My husband and I were married nearly 20 years ago in an eclectic Unitarian ceremony. We had readings from The Bible and the Velveteen Rabbit. Vows taken from Shakespeare and music from Andrew Lloyd Webber. An invocation from T.S. Eliot's Four Quartets and a benediction from a Native American blessing. In fact, the minister said it was perhaps the most eclectic ceremony she had ever performed. I was proud of that, and still am. Every word of that ceremony had meaning to us.
But of all the readings and lyrics and pronouncements and wise words, the one that has stuck with me the most is these words by Transendentalist Theodore Parker:
It takes years to marry completely two hearts, even of the most loving and well assorted... Men and women are married fractionally, now a small fraction, then a large fraction. Very few are married totally, and they only after some forty or fifty years of gradual approach and experiment.

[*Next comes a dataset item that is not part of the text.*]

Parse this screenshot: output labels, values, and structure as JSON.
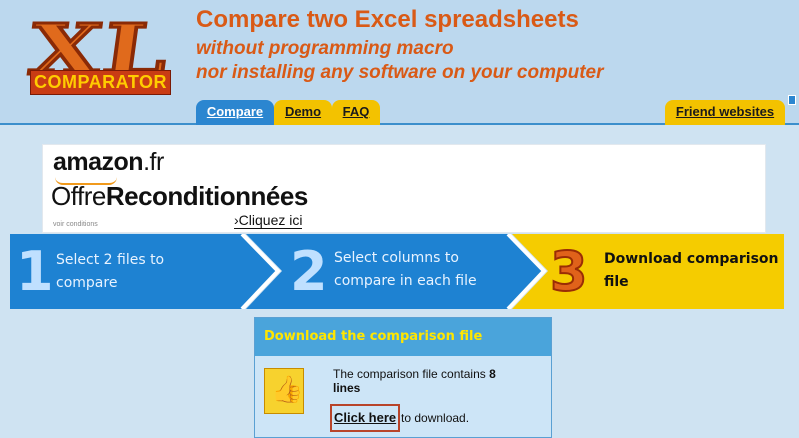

That's not the whole reading, but it's the part that resonates with me almost daily when little things happen to remind me that as different as we are in many respects, as often as we are so busy with work and children and the machinery of keeping our lives going that we sometimes exchange only a handful of sentences in a day, somewhere, on a subconsious plane, or minds are have married.
Take, for example, our painted stairs. The back steps go up three, then turn and go up to the second floor, with the lowest steps "in" the kitchen, not the stairwell. We agreed that the rises on those steps should remain white, to match the lower part of the kitchen walls. Nick painted the rest of the stairway and we were both thrilled with the results. But for a couple of weeks, every time I walked into the kitchen, I regretted that we had not painted the "kitchen" stairs. Yet I didn't want to make Nick drag out all the painting supplies again, and, after all, he liked the bottom stairs white, and the kitchen is mostly his domain. But still, it bugged me.
And then he came home and said, "You know, I think we should paint the rest of the stairway. It just doesn't look right. Do you mind?" Mind? "No! I was thinking the same thing!"
Now, is this a profound moment in a marriage? Painted stairs? No. But these moments happen to us a lot. And more often than the "If he leaves the toothpaste cap off one more time I'm going to knock his block off" moments.
He doesn't bring me roses for no reason (or even for my birthday), but he knows by the edge in my voice when he needs to come to my rescue without commenting or questioning. I'm not at the gym 24-7 to keep my figure in check--but I can sense when he needs me to back off and let him come to a decision in his own time.
We're not that special. Most successful couples learn this. Most successful couples can read each other's minds on the important things. I'm just glad we're among them.